Est-ce que Kigali pourrait livrer Laurent Nkunda à Kinshasa ?
En théorie, Kigali doit le livrer. Un mandat d’arrêt a été émis par l’auditeur général militaire, il y a plusieurs années de cela. Mais, si jamais il y avait un procès, Nkunda va évidemment se défendre parce qu’il s’y ferait défiler des témoins. Donc, il y a sans doute un certain nombre de choses qui viendraient éclabousser l’image qui n’est déjà pas très bonne de Kigali. Cela explique les hésitations qu’on observe à Kigali.
Apparemment, l’arrestation de Laurent Nkunda n’a pas ravi tout le monde au sein de l’état-major rwandais, on parle même d’arrestations de quelques officiers supérieurs de l’armée patriotique rwandaise sur ordre de Paul Kagame. Est-ce que cela n’est pas un paramètre à prendre en compte ?
A première vue, je n’ai aucune raison de penser que cela est lié à l’arrestation de Nkunda. Parce que ces remous au sein de l’armée patriotique rwandaise étaient déjà observables avant l’arrestation de Laurent Nkunda. Donc, je ne sais pas s’il y a un lien entre les deux.
Pour revenir au lâchage de Laurent Nkunda par Paul Kagame, peut-on dire que la solidarité tutsi n’a pas résisté à la raison d’Etat ?

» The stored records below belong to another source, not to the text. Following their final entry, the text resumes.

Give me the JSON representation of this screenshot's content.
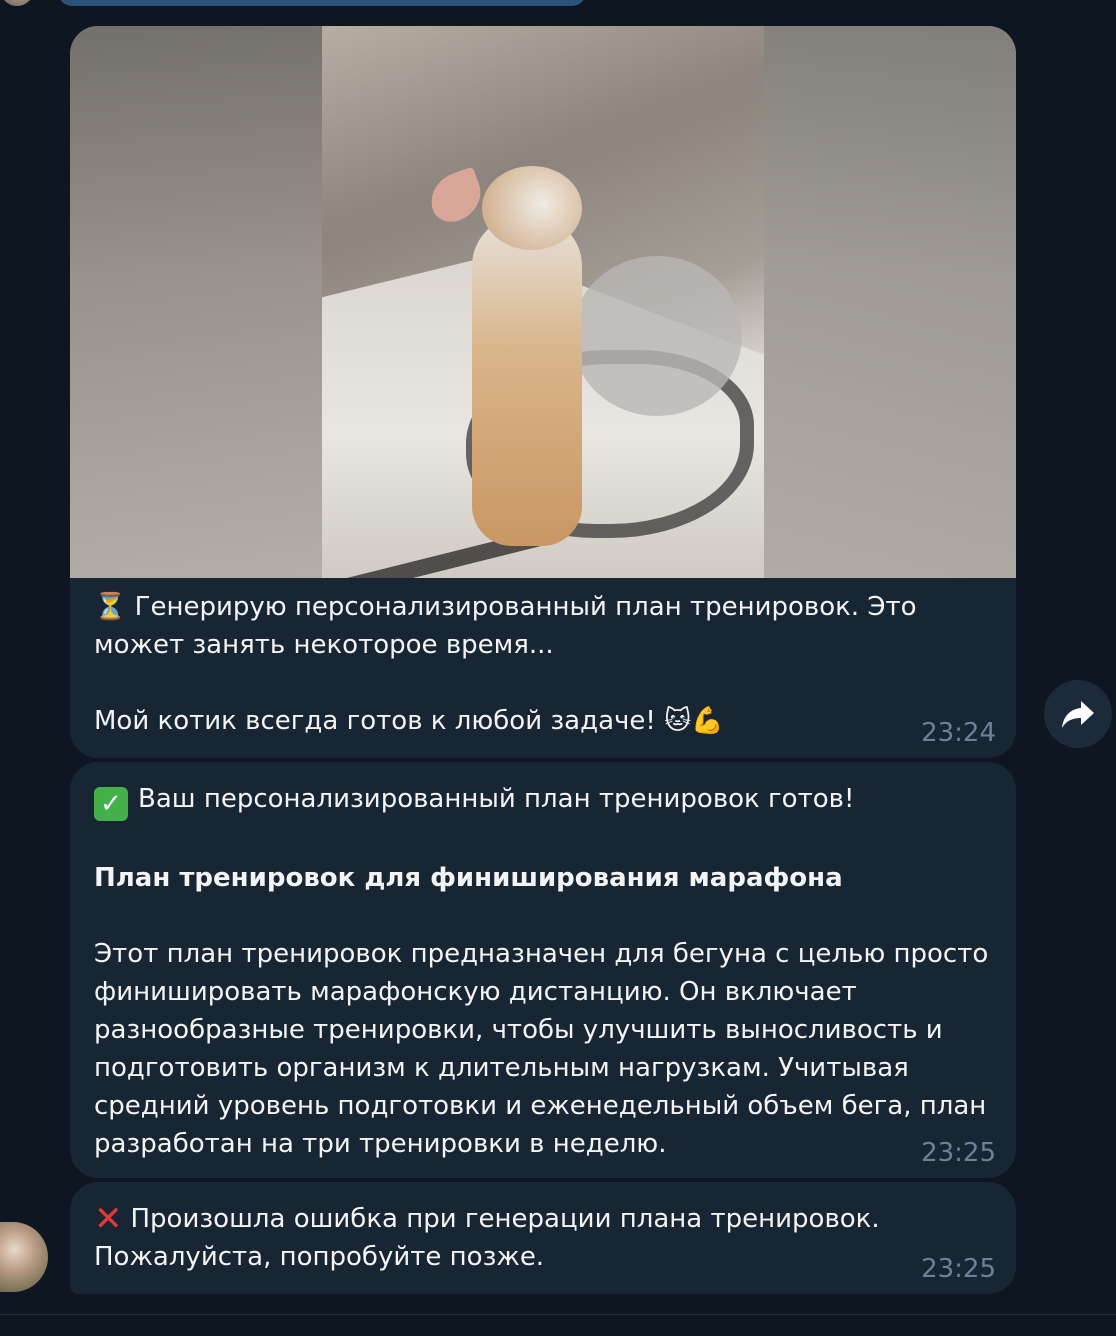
{
  "messages": [
    {
      "id": "m1",
      "has_media": true,
      "media_icon": "kitten-video-frame",
      "line1": "⏳ Генерирую персонализированный план тренировок. Это",
      "line2": "может занять некоторое время...",
      "line3": "Мой котик всегда готов к любой задаче! 🐱💪",
      "time": "23:24"
    },
    {
      "id": "m2",
      "line1": "Ваш персонализированный план тренировок готов!",
      "title": "План тренировок для финиширования марафона",
      "body": [
        "Этот план тренировок предназначен для бегуна с целью просто",
        "финишировать марафонскую дистанцию. Он включает",
        "разнообразные тренировки, чтобы улучшить выносливость и",
        "подготовить организм к длительным нагрузкам. Учитывая",
        "средний уровень подготовки и еженедельный объем бега, план",
        "разработан на три тренировки в неделю."
      ],
      "time": "23:25"
    },
    {
      "id": "m3",
      "line1": "Произошла ошибка при генерации плана тренировок.",
      "line2": "Пожалуйста, попробуйте позже.",
      "time": "23:25"
    }
  ],
  "icons": {
    "forward": "forward-arrow-icon",
    "check": "check-mark-icon",
    "error": "cross-mark-icon"
  },
  "colors": {
    "background": "#0e1621",
    "bubble": "#182533",
    "time": "#6d8196",
    "outgoing_accent": "#2b5278"
  }
}
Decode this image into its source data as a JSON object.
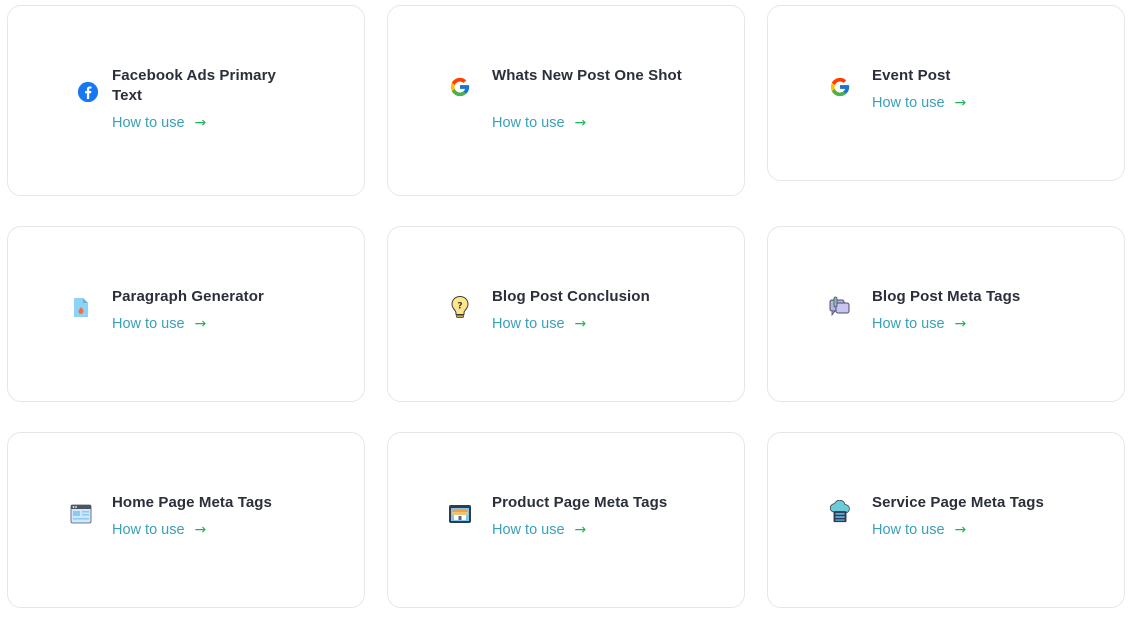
{
  "cards": [
    {
      "title": "Facebook Ads Primary Text",
      "link": "How to use",
      "icon": "facebook-icon"
    },
    {
      "title": "Whats New Post One Shot",
      "link": "How to use",
      "icon": "google-icon"
    },
    {
      "title": "Event Post",
      "link": "How to use",
      "icon": "google-icon"
    },
    {
      "title": "Paragraph Generator",
      "link": "How to use",
      "icon": "paragraph-document-icon"
    },
    {
      "title": "Blog Post Conclusion",
      "link": "How to use",
      "icon": "question-bulb-icon"
    },
    {
      "title": "Blog Post Meta Tags",
      "link": "How to use",
      "icon": "meta-tag-chat-icon"
    },
    {
      "title": "Home Page Meta Tags",
      "link": "How to use",
      "icon": "browser-window-icon"
    },
    {
      "title": "Product Page Meta Tags",
      "link": "How to use",
      "icon": "storefront-icon"
    },
    {
      "title": "Service Page Meta Tags",
      "link": "How to use",
      "icon": "cloud-server-icon"
    }
  ],
  "colors": {
    "link": "#3aa0b8",
    "arrow": "#22b35a",
    "title": "#2a2f3b",
    "border": "#e5e7eb",
    "facebook_blue": "#1877f2"
  }
}
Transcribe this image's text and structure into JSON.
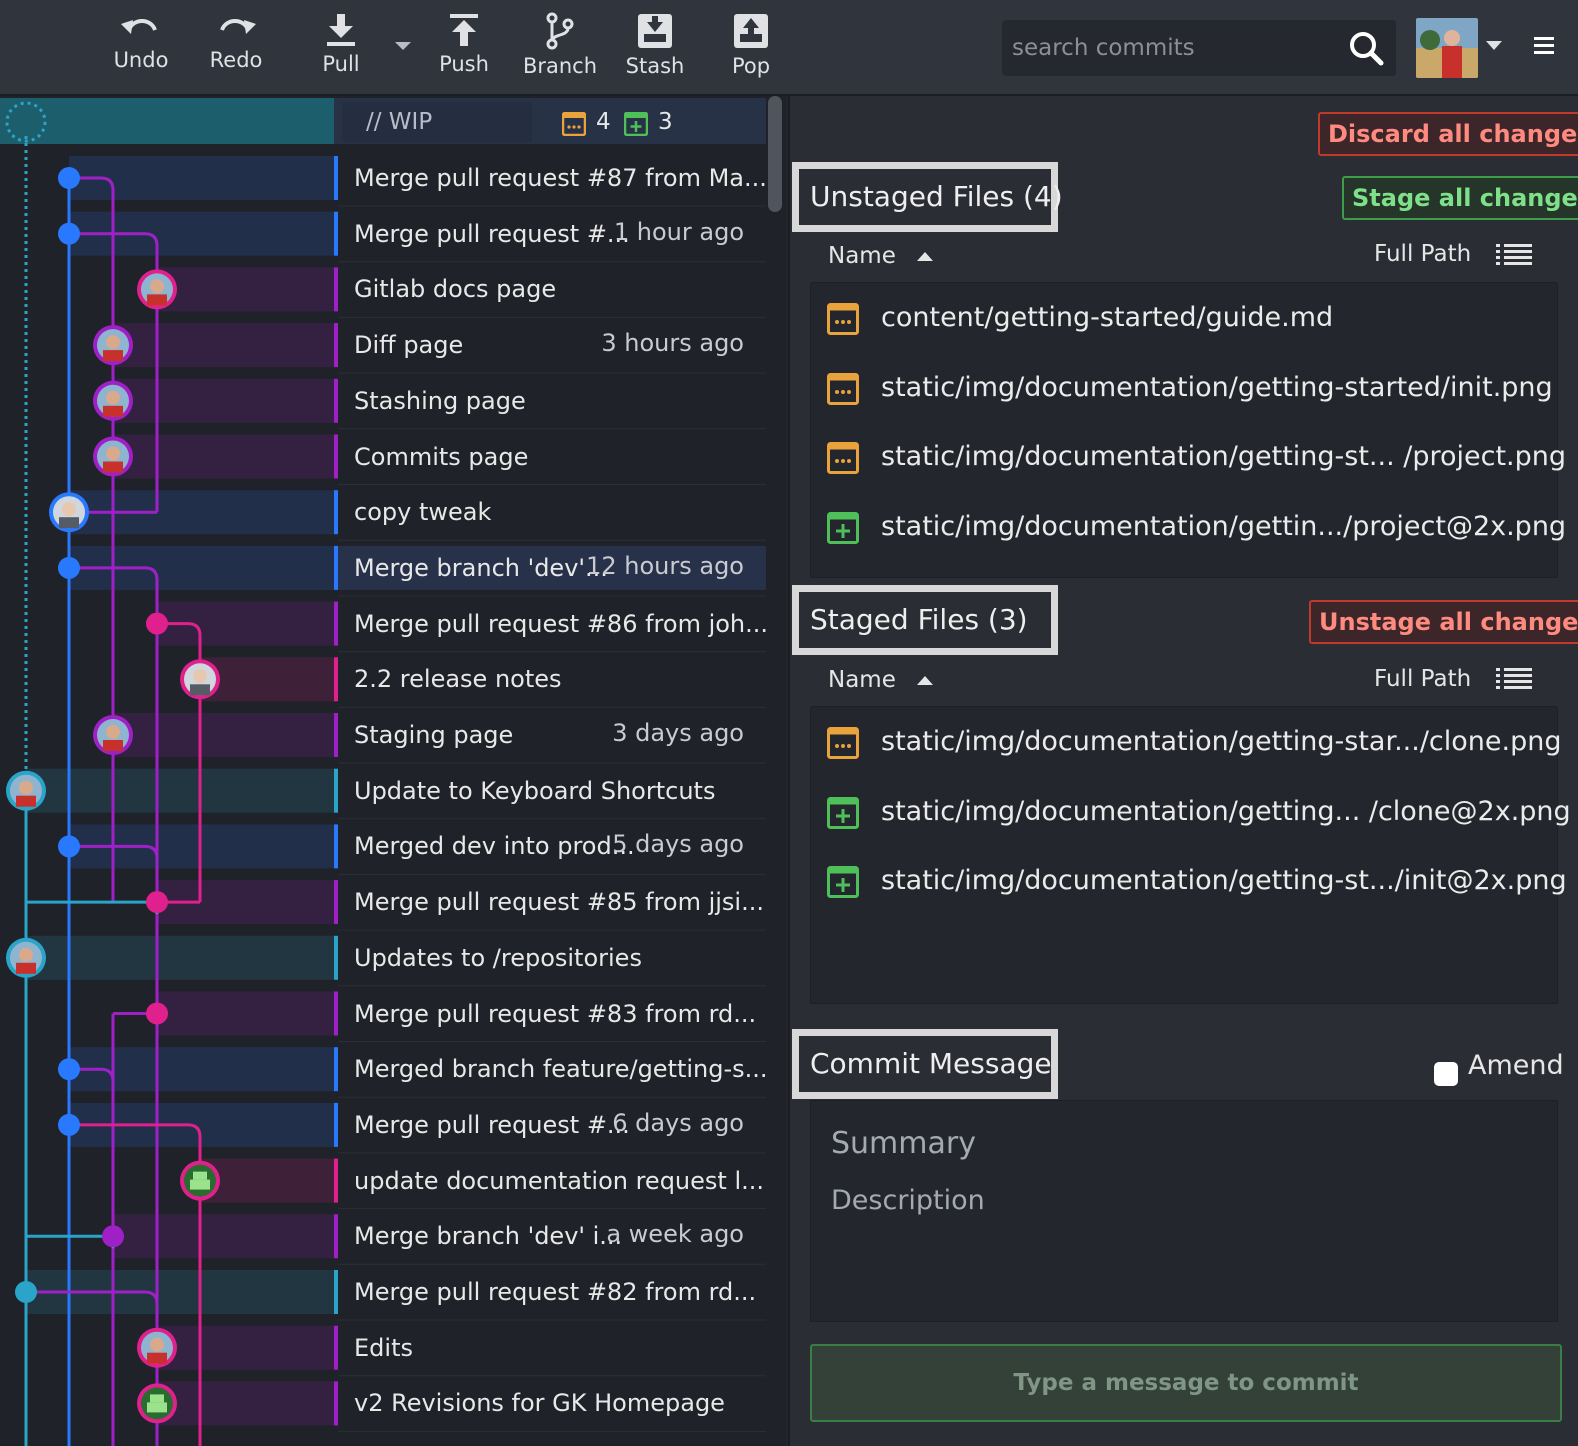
{
  "toolbar": {
    "undo_label": "Undo",
    "redo_label": "Redo",
    "pull_label": "Pull",
    "push_label": "Push",
    "branch_label": "Branch",
    "stash_label": "Stash",
    "pop_label": "Pop",
    "search_placeholder": "search commits"
  },
  "wip": {
    "label": "// WIP",
    "modified_count": "4",
    "added_count": "3"
  },
  "commits": [
    {
      "message": "Merge pull request #87 from Ma...",
      "time": ""
    },
    {
      "message": "Merge pull request #...",
      "time": "1 hour ago"
    },
    {
      "message": "Gitlab docs page",
      "time": ""
    },
    {
      "message": "Diff page",
      "time": "3 hours ago"
    },
    {
      "message": "Stashing page",
      "time": ""
    },
    {
      "message": "Commits page",
      "time": ""
    },
    {
      "message": "copy tweak",
      "time": ""
    },
    {
      "message": "Merge branch 'dev'...",
      "time": "12 hours ago"
    },
    {
      "message": "Merge pull request #86 from joh...",
      "time": ""
    },
    {
      "message": "2.2 release notes",
      "time": ""
    },
    {
      "message": "Staging page",
      "time": "3 days ago"
    },
    {
      "message": "Update to Keyboard Shortcuts",
      "time": ""
    },
    {
      "message": "Merged dev into prod...",
      "time": "5 days ago"
    },
    {
      "message": "Merge pull request #85 from jjsi...",
      "time": ""
    },
    {
      "message": "Updates to /repositories",
      "time": ""
    },
    {
      "message": "Merge pull request #83 from rd...",
      "time": ""
    },
    {
      "message": "Merged branch feature/getting-s...",
      "time": ""
    },
    {
      "message": "Merge pull request #...",
      "time": "6 days ago"
    },
    {
      "message": "update documentation request l...",
      "time": ""
    },
    {
      "message": "Merge branch 'dev' i...",
      "time": "a week ago"
    },
    {
      "message": "Merge pull request #82 from rd...",
      "time": ""
    },
    {
      "message": "Edits",
      "time": ""
    },
    {
      "message": "v2 Revisions for GK Homepage",
      "time": ""
    }
  ],
  "unstaged": {
    "title": "Unstaged Files (4)",
    "discard_label": "Discard all changes",
    "stage_all_label": "Stage all changes",
    "name_header": "Name",
    "path_header": "Full Path",
    "files": [
      {
        "status": "modified",
        "path": "content/getting-started/guide.md"
      },
      {
        "status": "modified",
        "path": "static/img/documentation/getting-started/init.png"
      },
      {
        "status": "modified",
        "path": "static/img/documentation/getting-st... /project.png"
      },
      {
        "status": "added",
        "path": "static/img/documentation/gettin.../project@2x.png"
      }
    ]
  },
  "staged": {
    "title": "Staged Files (3)",
    "unstage_all_label": "Unstage all changes",
    "name_header": "Name",
    "path_header": "Full Path",
    "files": [
      {
        "status": "modified",
        "path": "static/img/documentation/getting-star.../clone.png"
      },
      {
        "status": "added",
        "path": "static/img/documentation/getting... /clone@2x.png"
      },
      {
        "status": "added",
        "path": "static/img/documentation/getting-st.../init@2x.png"
      }
    ]
  },
  "commit": {
    "title": "Commit Message",
    "amend_label": "Amend",
    "summary_placeholder": "Summary",
    "description_placeholder": "Description",
    "button_label": "Type a message to commit"
  },
  "colors": {
    "blue": "#2979ff",
    "purple": "#a020c8",
    "magenta": "#e0208c",
    "teal": "#2aa4c8",
    "modified": "#e8a33c",
    "added": "#4fbf5a"
  }
}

On peut changer, la solidarité tutsi ne résiste jamais ni à la raison d’Etat ni à l’intérêt politique de ceux qui sont au pouvoir. Il y a de très nombreux Tutsi qui ont quitté le Rwanda parce qu’ils n’étaient ni opposants, parce qu’ils craignaient tous leur mort. Et d’ailleurs, lors de la reprise de la guerre civile en 1994, ce qui a intéressé Kagame, c’était la victoire militaire alors que sauver les vies humaines tutsi était le cadet de ses soucis. Donc, là je crois que même si ceci est un régime qui est dominé par une élite tutsie, ce n’est pas le régime des Tutsi.
Et il y a, d’ailleurs, de très nombreux Tutsi qui savent qu’ils ont été sacrifiés sur l’autel du pouvoir. Donc, pour ceux qui sont au pouvoir et qui sont au cynisme total, cette solidarité ethnique, je crois, ne joue aucun rôle.